Llevo algunos días leyendo los “Diarios completos”, de Manuel Azaña. Se trata de una pura coincidencia el hecho de mi lectura y el período en el que ya, con aceleración continua, nos encontramos. Me parece que conocer, de primera mano y contados por uno de sus principales protagonistas, los entresijos de un período tan apasionante de nuestra reciente Historia, como el período de la República y la llamada Guerra (In)Civil, es un privilegio. De nuevo me encuentro con mentes amplias y abiertas, al servicio de una causa general y escasamente egoísta, a pesar de cualquier debilidad personal que se quiera tener en cuenta. Resulta muy difícil que cualquier lección de Historia pueda sustituir a tal cantidad de datos y de impresiones razonadas como las que aporta Azaña en tantas páginas.
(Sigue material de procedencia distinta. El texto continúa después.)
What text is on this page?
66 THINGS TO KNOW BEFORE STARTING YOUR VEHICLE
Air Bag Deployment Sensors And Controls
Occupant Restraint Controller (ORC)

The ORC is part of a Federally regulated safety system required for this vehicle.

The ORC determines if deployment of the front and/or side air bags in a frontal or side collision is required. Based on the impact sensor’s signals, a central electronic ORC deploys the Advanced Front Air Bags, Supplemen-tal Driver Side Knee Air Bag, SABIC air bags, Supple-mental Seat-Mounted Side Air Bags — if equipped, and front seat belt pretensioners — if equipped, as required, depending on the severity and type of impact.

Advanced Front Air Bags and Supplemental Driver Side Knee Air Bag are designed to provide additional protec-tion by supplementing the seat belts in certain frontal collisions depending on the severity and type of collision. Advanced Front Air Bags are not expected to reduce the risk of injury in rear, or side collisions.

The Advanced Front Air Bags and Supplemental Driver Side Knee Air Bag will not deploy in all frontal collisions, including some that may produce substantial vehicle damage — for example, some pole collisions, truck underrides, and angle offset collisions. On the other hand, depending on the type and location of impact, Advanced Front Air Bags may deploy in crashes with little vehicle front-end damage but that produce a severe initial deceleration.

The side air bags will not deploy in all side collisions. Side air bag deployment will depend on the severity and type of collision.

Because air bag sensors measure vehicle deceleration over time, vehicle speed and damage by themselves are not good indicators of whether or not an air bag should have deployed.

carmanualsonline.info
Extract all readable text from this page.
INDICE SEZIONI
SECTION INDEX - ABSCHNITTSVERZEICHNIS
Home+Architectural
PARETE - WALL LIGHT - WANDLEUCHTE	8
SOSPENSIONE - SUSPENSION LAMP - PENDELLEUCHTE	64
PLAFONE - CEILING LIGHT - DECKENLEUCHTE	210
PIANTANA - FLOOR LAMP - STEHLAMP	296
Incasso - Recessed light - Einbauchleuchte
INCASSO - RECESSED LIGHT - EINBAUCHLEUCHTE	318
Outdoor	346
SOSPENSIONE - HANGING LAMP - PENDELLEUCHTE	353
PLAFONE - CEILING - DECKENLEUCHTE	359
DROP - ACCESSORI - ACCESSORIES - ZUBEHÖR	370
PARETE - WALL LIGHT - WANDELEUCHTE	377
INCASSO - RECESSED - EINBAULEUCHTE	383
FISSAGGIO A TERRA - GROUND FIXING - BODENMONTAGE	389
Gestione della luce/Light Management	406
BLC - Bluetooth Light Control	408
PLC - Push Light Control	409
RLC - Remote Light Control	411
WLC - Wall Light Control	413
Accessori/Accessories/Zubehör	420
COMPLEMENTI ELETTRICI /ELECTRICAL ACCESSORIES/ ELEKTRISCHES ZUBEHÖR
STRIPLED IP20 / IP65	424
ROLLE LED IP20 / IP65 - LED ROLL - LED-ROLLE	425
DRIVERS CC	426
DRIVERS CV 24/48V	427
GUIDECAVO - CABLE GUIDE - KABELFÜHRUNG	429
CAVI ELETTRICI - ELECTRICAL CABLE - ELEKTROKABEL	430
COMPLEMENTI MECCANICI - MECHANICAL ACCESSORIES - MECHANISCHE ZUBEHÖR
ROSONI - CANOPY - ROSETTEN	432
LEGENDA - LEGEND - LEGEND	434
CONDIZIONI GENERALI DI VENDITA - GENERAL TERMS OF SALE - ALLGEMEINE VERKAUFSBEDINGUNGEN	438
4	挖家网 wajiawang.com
Un detalle en esbozo solamente: la clase militar queda en el subsuelo a la vista de lo que tuvo que escuchar y soportar el Ministro de la Guerra. Como para morirse de la risa con esas fanfarrias de todo por la patria y similares. No había tal; la traducción exacta era “Todo por la PASTA”. Prefiero no pensar en lo que ha sucedido desde aquellos momentos hasta aquí.
Pero hoy me ocupa otra consideración. Los distintos partidos políticos andan en un asunto esencial de los períodos electorales. Se trata de la confección de listas. A las personas que formen parte de ellas habría que exigirles que fueran las mejores. Y para ello tendrían que ser competentes intelectualmente (por ejemplo, por cierto, leyendo a Azaña) y portavoces precisos de aquellas ideas que conformen los programas respectivos, programas en los que tendrían que intervenir para tener después más fuerza a la hora de defenderlos. Se supone que cada formación política posee los mecanismos democráticos para que esa elección se desarrolle sin imposiciones externas y responda a las voluntades libres de sus militantes, comenzando por las agrupaciones y terminando en la comisión general.
Bien sé que lo que he esbozado en el párrafo anterior no se cumple ni por el forro. Lo sabe todo el mundo, y los que mejor lo conocen son los interesados. La democracia interna en los partidos es escasísima y ese lodazal estropea casi todo lo demás, porque anula el entusiasmo, fomenta el servilismo, esconde la crítica, retrae la participación, desprestigia los procesos y termina por crear un clima de rechazo general a una acción tan noble como es la acción política.
A veces a uno le darían ganas de barrer todas las estructuras y de obligar a comenzar desde cero para ver si la savia nueva ofrecía mejores frutos. Y en primer lugar, sin excepción, hacer desaparecer de la representación a todos los que se llaman “hombres de partido” que semejan camarillas oscuras de apoyo mutuo y de apolillamiento perpetuo. No hay más que repasar los puestos con nómina para sentirse desanimado.
En fin, me vuelvo a Azaña, a conocer la letra grande y la menuda de unos años que todavía resuellan.